Other people shed when they were heartbroken but as she glanced back at her bed and saw the empty wrapping of two boxes of cookies, she had her answer. Grace shook her head at her appearance. The suit with the boxy jacket and fishtail skirt had been unflattering enough when The Pastor had presented it to her two years earlier but now, carrying so many extra pounds, she looked like a beached whale. Grace sighed, ran a comb through the little hair that she had and walked downstairs.
Throughout the service, Grace had sat stony-faced. She had started to realise that without The Pastor’s permission, her dream of escaping to Oxford was dead in the water. The collection baskets were going around for the second time when Grace felt her mother shift beside her. Grace looked up in surprise as her mother rose to her feet and began to walk up the central aisle towards The Pastor’s pulpit. Grace felt a shaft of fear: what was her mother doing? A few of the congregation were starting to look up interested, for it was rare to see The Pastor’s wife take to the pulpit. Grace’s eyes darted anxiously and she saw the instant that The Pastor saw his wife. His eyes narrowed, his nostrils flared, Grace was sure that his fists might have flexed but here in front of his congregation he could do nothing but watch as his wife took to the pulpit, angling the microphone down towards her. By now the choir had gone quiet and Grace watched, her heart almost in her mouth, as her mother began to speak.
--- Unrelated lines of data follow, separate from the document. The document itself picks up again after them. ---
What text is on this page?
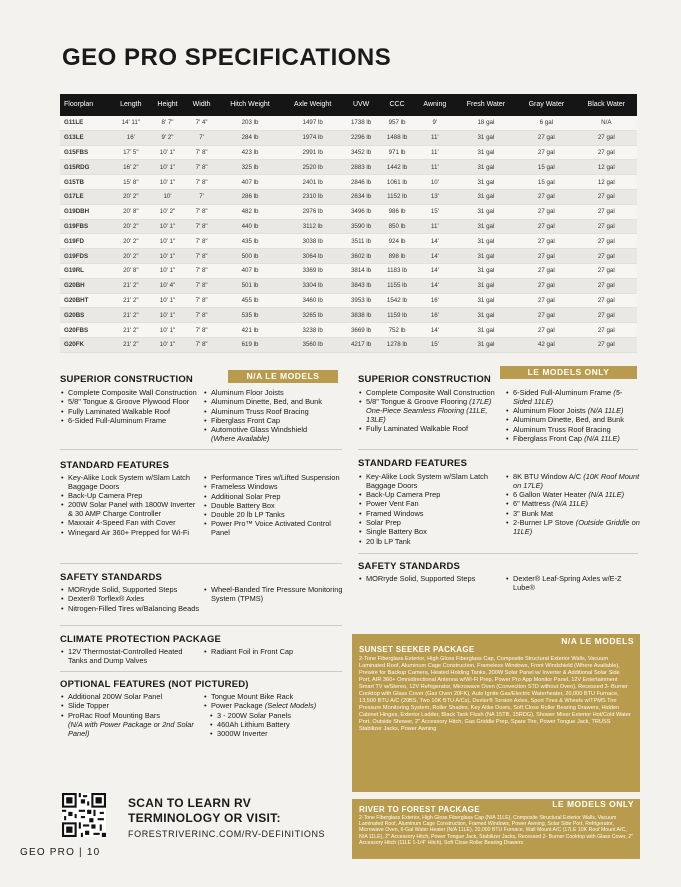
GEO PRO SPECIFICATIONS
Floorplan	Length	Height	Width	Hitch Weight	Axle Weight	UVW	CCC	Awning	Fresh Water	Gray Water	Black Water
G11LE	14' 11"	8' 7"	7' 4"	203 lb	1497 lb	1738 lb	957 lb	9'	18 gal	6 gal	N/A
G13LE	16'	9' 2"	7'	284 lb	1974 lb	2296 lb	1488 lb	11'	31 gal	27 gal	27 gal
G15FBS	17' 5"	10' 1"	7' 8"	423 lb	2991 lb	3452 lb	971 lb	11'	31 gal	27 gal	27 gal
G15RDG	16' 2"	10' 1"	7' 8"	325 lb	2520 lb	2883 lb	1442 lb	11'	31 gal	15 gal	12 gal
G15TB	15' 8"	10' 1"	7' 8"	407 lb	2401 lb	2846 lb	1061 lb	10'	31 gal	15 gal	12 gal
G17LE	20' 2"	10'	7'	286 lb	2310 lb	2634 lb	1152 lb	13'	31 gal	27 gal	27 gal
G19DBH	20' 8"	10' 2"	7' 8"	482 lb	2976 lb	3496 lb	986 lb	15'	31 gal	27 gal	27 gal
G19FBS	20' 2"	10' 1"	7' 8"	440 lb	3112 lb	3590 lb	850 lb	11'	31 gal	27 gal	27 gal
G19FD	20' 2"	10' 1"	7' 8"	435 lb	3038 lb	3511 lb	924 lb	14'	31 gal	27 gal	27 gal
G19FDS	20' 2"	10' 1"	7' 8"	500 lb	3064 lb	3602 lb	898 lb	14'	31 gal	27 gal	27 gal
G19RL	20' 8"	10' 1"	7' 8"	407 lb	3369 lb	3814 lb	1183 lb	14'	31 gal	27 gal	27 gal
G20BH	21' 2"	10' 4"	7' 8"	501 lb	3304 lb	3843 lb	1155 lb	14'	31 gal	27 gal	27 gal
G20BHT	21' 2"	10' 1"	7' 8"	455 lb	3460 lb	3953 lb	1542 lb	16'	31 gal	27 gal	27 gal
G20BS	21' 2"	10' 1"	7' 8"	535 lb	3265 lb	3838 lb	1159 lb	16'	31 gal	27 gal	27 gal
G20FBS	21' 2"	10' 1"	7' 8"	421 lb	3238 lb	3669 lb	752 lb	14'	31 gal	27 gal	27 gal
G20FK	21' 2"	10' 1"	7' 8"	619 lb	3560 lb	4217 lb	1278 lb	15'	31 gal	42 gal	27 gal
N/A LE MODELS
SUPERIOR CONSTRUCTION
• Complete Composite Wall Construction
• 5/8" Tongue & Groove Plywood Floor
• Fully Laminated Walkable Roof
• 6-Sided Full-Aluminum Frame
• Aluminum Floor Joists
• Aluminum Dinette, Bed, and Bunk
• Aluminum Truss Roof Bracing
• Fiberglass Front Cap
• Automotive Glass Windshield
(Where Available)
STANDARD FEATURES
• Key-Alike Lock System w/Slam Latch Baggage Doors
• Back-Up Camera Prep
• 200W Solar Panel with 1800W Inverter & 30 AMP Charge Controller
• Maxxair 4-Speed Fan with Cover
• Winegard Air 360+ Prepped for Wi-Fi
• Performance Tires w/Lifted Suspension
• Frameless Windows
• Additional Solar Prep
• Double Battery Box
• Double 20 lb LP Tanks
• Power Pro™ Voice Activated Control Panel
SAFETY STANDARDS
• MORryde Solid, Supported Steps
• Dexter® Torflex® Axles
• Nitrogen-Filled Tires w/Balancing Beads
• Wheel-Banded Tire Pressure Monitoring System (TPMS)
CLIMATE PROTECTION PACKAGE
• 12V Thermostat-Controlled Heated Tanks and Dump Valves
• Radiant Foil in Front Cap
OPTIONAL FEATURES (NOT PICTURED)
• Additional 200W Solar Panel
• Slide Topper
• ProRac Roof Mounting Bars
(N/A with Power Package or 2nd Solar Panel)
• Tongue Mount Bike Rack
• Power Package (Select Models)
• 3 - 200W Solar Panels
• 460Ah Lithium Battery
• 3000W Inverter
SUPERIOR CONSTRUCTION
LE MODELS ONLY
• Complete Composite Wall Construction
• 5/8" Tongue & Groove Flooring (17LE) One-Piece Seamless Flooring (11LE, 13LE)
• Fully Laminated Walkable Roof
• 6-Sided Full-Aluminum Frame (5-Sided 11LE)
• Aluminum Floor Joists (N/A 11LE)
• Aluminum Dinette, Bed, and Bunk
• Aluminum Truss Roof Bracing
• Fiberglass Front Cap (N/A 11LE)
STANDARD FEATURES
• Key-Alike Lock System w/Slam Latch Baggage Doors
• Back-Up Camera Prep
• Power Vent Fan
• Framed Windows
• Solar Prep
• Single Battery Box
• 20 lb LP Tank
• 8K BTU Window A/C (10K Roof Mount on 17LE)
• 6 Gallon Water Heater (N/A 11LE)
• 6" Mattress (N/A 11LE)
• 3" Bunk Mat
• 2-Burner LP Stove (Outside Griddle on 11LE)
SAFETY STANDARDS
• MORryde Solid, Supported Steps	• Dexter® Leaf-Spring Axles w/E-Z Lube®
SUNSET SEEKER PACKAGE
N/A LE MODELS
2-Tone Fiberglass Exterior, High Gloss Fiberglass Cap, Composite Structural Exterior Walls, Vacuum Laminated Roof, Aluminum Cage Construction, Frameless Windows, Front Windshield (Where Available), Prewire for Backup Camera, Heated Holding Tanks, 200W Solar Panel w/ Inverter & Additional Solar Side Port, AIR 360+ Omnidirectional Antenna w/Wi-Fi Prep, Power Pro App Monitor Panel, 12V Entertainment Smart TV w/Stereo, 12V Refrigerator, Microwave Oven (Convection STD without Oven), Recessed 3- Burner Cooktop with Glass Cover (Gas Oven 20FK), Auto Ignite Gas/Electric Waterheater, 20,000 BTU Furnace, 13,500 BTU A/C (20BS, Two 10K BTU A/Cs), Dexter® Torsion Axles, Sport Tires & Wheels w/TPMS Tire Pressure Monitoring System, Roller Shades, Key Alike Doors, Soft Close Roller Bearing Drawers, Hidden Cabinet Hinges, Exterior Ladder, Black Tank Flush (NA 15TB, 15RDG), Shower Mixer Exterior Hot/Cold Water Port, Outside Shower, 2" Accessory Hitch, Gas Griddle Prep, Spare Tire, Power Tongue Jack, TRUSS Stabilizer Jacks, Power Awning
RIVER TO FOREST PACKAGE
LE MODELS ONLY
2-Tone Fiberglass Exterior, High Gloss Fiberglass Cap (N/A 11LE), Composite Structural Exterior Walls, Vacuum Laminated Roof, Aluminum Cage Construction, Framed Windows, Power Awning, Solar Side Port, Refrigerator, Microwave Oven, 6-Gal Water Heater (N/A 11LE), 20,000 BTU Furnace, Wall Mount A/C (17LE 10K Roof Mount A/C, N/A 11LE), 2" Accessory Hitch, Power Tongue Jack, Stabilizer Jacks, Recessed 2- Burner Cooktop with Glass Cover, 2" Accessory Hitch (11LE 1-1/4" Hitch), Soft Close Roller Bearing Drawers
SCAN TO LEARN RV
TERMINOLOGY OR VISIT:
FORESTRIVERINC.COM/RV-DEFINITIONS
GEO PRO | 10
“Hallelujah,” Simbi said. And the congregation echoed her with hallelujahs of their own. Grace watched as, her voice faltering, her mother spoke again.
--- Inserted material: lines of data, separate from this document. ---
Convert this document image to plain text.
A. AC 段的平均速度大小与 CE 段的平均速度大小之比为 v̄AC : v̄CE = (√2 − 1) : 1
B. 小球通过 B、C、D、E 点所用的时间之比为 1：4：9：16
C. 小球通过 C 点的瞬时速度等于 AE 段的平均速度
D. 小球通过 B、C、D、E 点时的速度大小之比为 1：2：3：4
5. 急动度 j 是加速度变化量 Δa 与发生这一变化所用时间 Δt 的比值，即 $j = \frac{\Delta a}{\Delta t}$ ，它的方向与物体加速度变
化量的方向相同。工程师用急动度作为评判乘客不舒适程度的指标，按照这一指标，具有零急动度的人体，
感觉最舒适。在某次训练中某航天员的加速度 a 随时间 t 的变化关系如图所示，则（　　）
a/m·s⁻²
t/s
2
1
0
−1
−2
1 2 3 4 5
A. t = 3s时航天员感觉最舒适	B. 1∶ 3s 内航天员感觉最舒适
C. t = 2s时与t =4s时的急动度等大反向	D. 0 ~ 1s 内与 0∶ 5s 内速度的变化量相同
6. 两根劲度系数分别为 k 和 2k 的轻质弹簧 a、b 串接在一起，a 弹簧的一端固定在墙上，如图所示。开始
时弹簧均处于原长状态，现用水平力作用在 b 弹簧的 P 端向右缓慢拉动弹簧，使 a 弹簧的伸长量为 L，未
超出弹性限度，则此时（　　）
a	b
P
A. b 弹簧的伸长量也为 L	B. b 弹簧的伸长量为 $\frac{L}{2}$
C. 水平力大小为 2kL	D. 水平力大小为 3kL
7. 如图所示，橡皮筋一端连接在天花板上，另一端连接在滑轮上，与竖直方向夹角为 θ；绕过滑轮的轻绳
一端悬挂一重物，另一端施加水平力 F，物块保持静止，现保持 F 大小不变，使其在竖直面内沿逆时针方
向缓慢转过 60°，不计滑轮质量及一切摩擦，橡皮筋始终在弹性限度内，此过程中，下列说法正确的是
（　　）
“The Pastor and I have some happy news to share with you. Our beautiful daughter is going to Oxford University for her interview this month, so pray for her, pray for her success and her courage and that she will take the right path in life.” As her mother spoke, a burst of applause spun through the church. The congregation were on their feet applauding. “And praise my husband The Pastor, for his foresight in encouraging Grace to be the best she can be.” And once again the congregation were clapping, the choir had broken into song. And The Pastor knew that he had been bested by his wife. Grace watched the flicker of emotions that he fought to conceal – fury, rage, incredulity. His wife, who never fought back, had utterly outmanoeuvred him and for now, at least, there was nothing he could do about it. He’d been backed into a corner.
Grace felt a pat her on the back, someone else was shaking her hand and another woman pressed a £20 note into her palm, for her books. Grace rose to her feet joining in with the clapping and singing that swelled through the church. There would be hell to pay, but for now as she stared at her mother, frail and yet determined up on the altar, Grace vowed that she would nail that interview, she would ace those exams. She would go to Oxford. She would do whatever it took to make her mother proud.